Vero Beach siphons money from the electric, water and sewer utilities in two different ways. The budgeted sum of all those transfers is $9.3 million for the coming year, compared to $4.1 million in property taxes.
The first way, called "direct transfers," are the wads of cash whisked away in regular payments to pad the general fund.
Just from the electric utility, that will amount to $5.7 million in the 2012 fiscal year – an increase of $168,000 over this year’s budget cycle.
The second way Vero milks the cash cows is by what it calls "general and administrative transfers." These are fees charged as a percentage of payroll of the utilities to supposedly pay for all the support services the denizens of City Hall provide to the utilities.
This includes the City Manager and his staff, City Attorney and his staff, City Clerk and her staff, Finance Director, Assistant Finance Director and the Finance Department Staff, Risk Management Director, Human Resources Director, Information Technology, etc.
The amount the general fund gets in these so-called administrative "fees" is $1.7 million from the electric utility alone.
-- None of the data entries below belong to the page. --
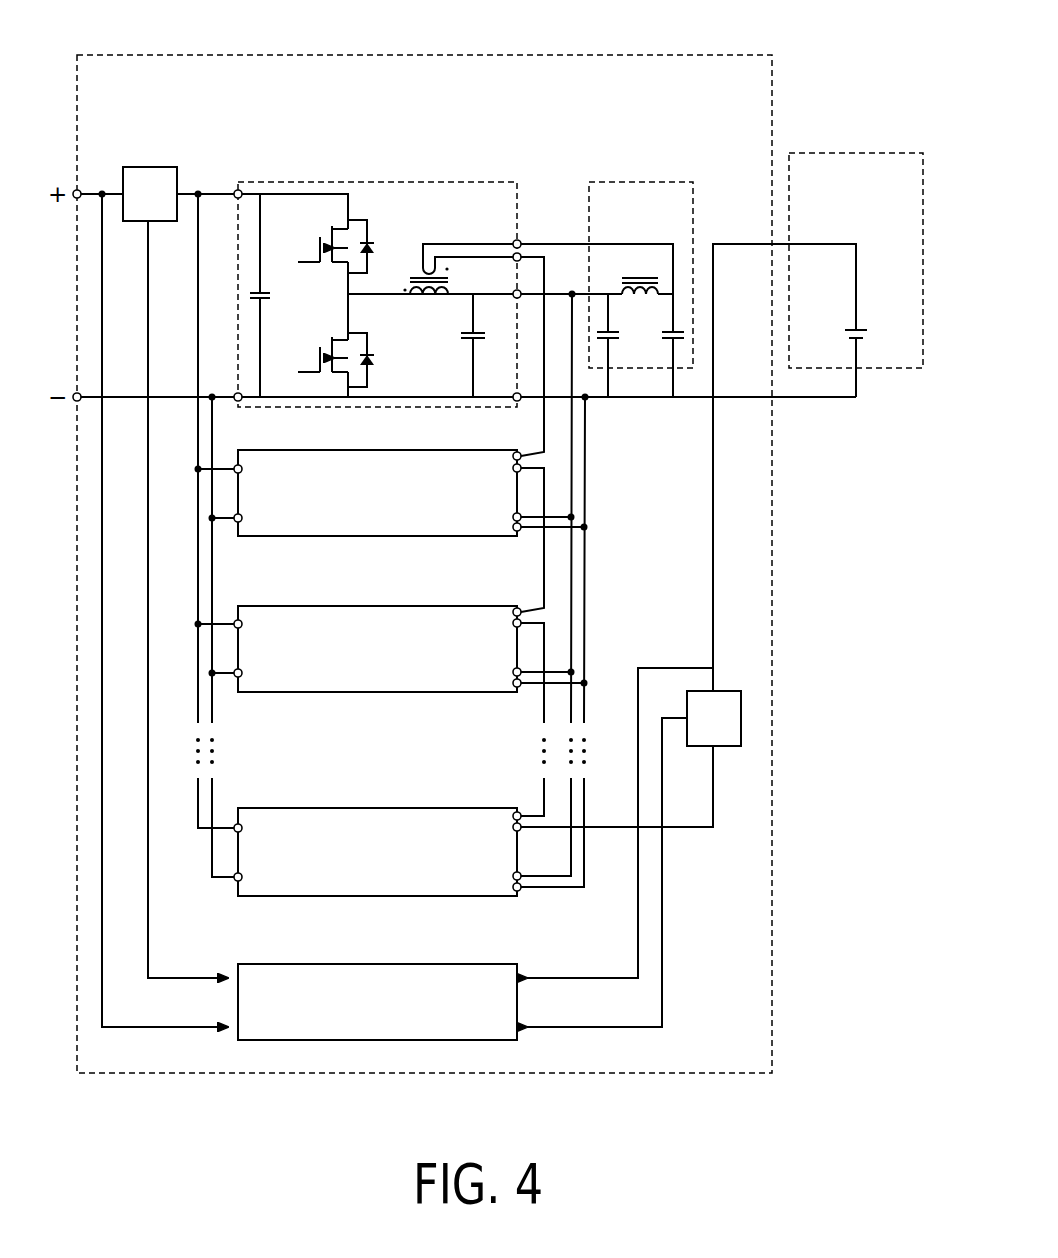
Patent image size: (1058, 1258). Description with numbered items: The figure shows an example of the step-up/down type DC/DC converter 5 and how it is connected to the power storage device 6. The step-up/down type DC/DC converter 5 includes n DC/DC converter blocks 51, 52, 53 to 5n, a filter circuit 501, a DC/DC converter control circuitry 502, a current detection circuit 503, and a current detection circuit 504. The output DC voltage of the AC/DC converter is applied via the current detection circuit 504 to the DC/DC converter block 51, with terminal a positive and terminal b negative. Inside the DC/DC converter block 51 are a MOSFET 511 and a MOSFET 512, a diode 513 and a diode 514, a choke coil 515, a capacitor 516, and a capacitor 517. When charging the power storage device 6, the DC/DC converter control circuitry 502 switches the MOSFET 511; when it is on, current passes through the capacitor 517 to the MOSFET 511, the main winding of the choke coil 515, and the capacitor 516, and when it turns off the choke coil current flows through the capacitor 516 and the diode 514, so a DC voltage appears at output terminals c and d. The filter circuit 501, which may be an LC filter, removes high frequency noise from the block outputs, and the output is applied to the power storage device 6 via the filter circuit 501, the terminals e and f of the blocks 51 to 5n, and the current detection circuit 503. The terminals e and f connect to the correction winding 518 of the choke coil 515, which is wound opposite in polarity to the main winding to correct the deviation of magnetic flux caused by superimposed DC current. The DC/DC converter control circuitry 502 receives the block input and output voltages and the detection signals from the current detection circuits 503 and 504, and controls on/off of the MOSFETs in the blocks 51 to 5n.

The step-up/down type DC/DC converter 5 is at (722, 52).
The power storage device 6 is at (868, 152).
The DC/DC converter block 51 is at (378, 271).
The DC/DC converter block 52 is at (437, 450).
The DC/DC converter block 53 is at (437, 606).
The DC/DC converter block 5n is at (437, 808).
The filter circuit 501 is at (642, 181).
The DC/DC converter control circuitry 502 is at (437, 964).
The current detection circuit 503 is at (728, 690).
The current detection circuit 504 is at (167, 166).
The MOSFET 511 is at (316, 247).
The MOSFET 512 is at (316, 365).
The diode 513 is at (368, 238).
The diode 514 is at (368, 347).
The choke coil 515 is at (428, 302).
The capacitor 516 is at (470, 351).
The capacitor 517 is at (268, 287).
The correction winding 518 is at (418, 268).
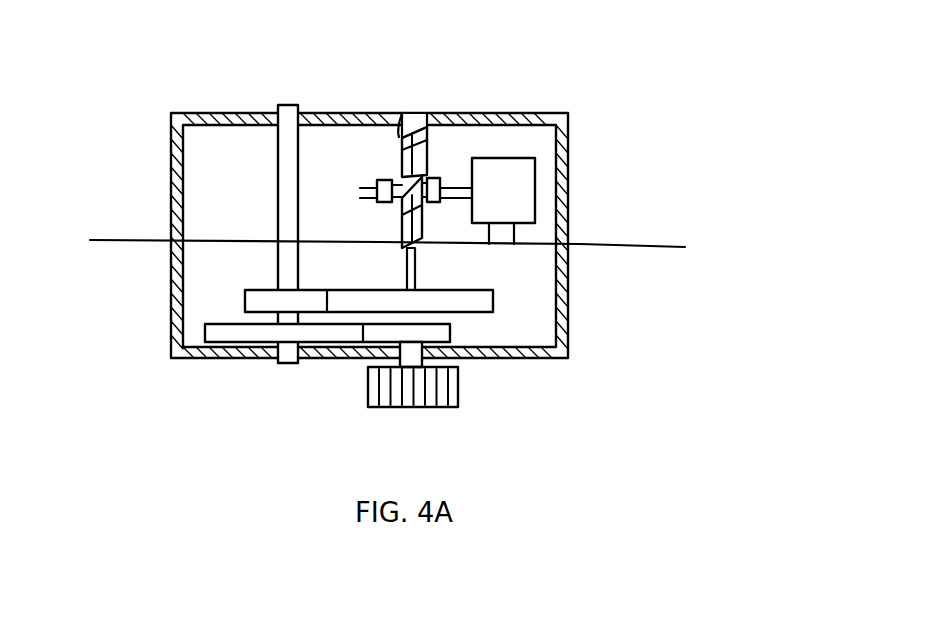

The water-sewer utility pays another $728,000 into the kitty for administrative services on top of the water-sewer direct transfer of $1.1 million in direct transfers.
On top of that, departments such as the Vero Beach Airport, public works and solid waste all have contracts or leases with the utilities, nickel-and-diming them for various services or use agreements. Somebody has to cut the grass, pick up the trash, maintain the buildings.
Even the utilities suck about $2 million from the utilities every year because it takes electric to run Big Blue and it takes lots of electric to treat and deliver water and wastewater.
As one very wise and plain-spoken citizen asked from the podium at the last Vero Beach City Council meeting, "You can't do away with half-people, can you?"
And that's the rub?
There are only two choices -- lay off city workers or seriously cut salaries to bring them into line with reduced job responsibilities. Neither of those options is palatable to the nearly 430 people who will work for the City of Vero Beach after the proposed budget cuts eliminating 22 jobs kick in on October 1.
The Tea Party movement has been touted as a crusade for smaller government, so it was either extremely appropriate or extremely ironic that the city employees chose the Tea Party event to come out in force.
Organizer Hill reminded those in the audience that their votes in November will most likely determine whether or not any deal to sell the electric utility ever sees the light of day before the Vero Beach City Council.
"I think we can all figure out probably what the issue of the day will be," Hill said.
To that end, the Indian River Tea Party will host a candidate forum on Sept. 27 at the Vero Beach High School Performing Arts Center.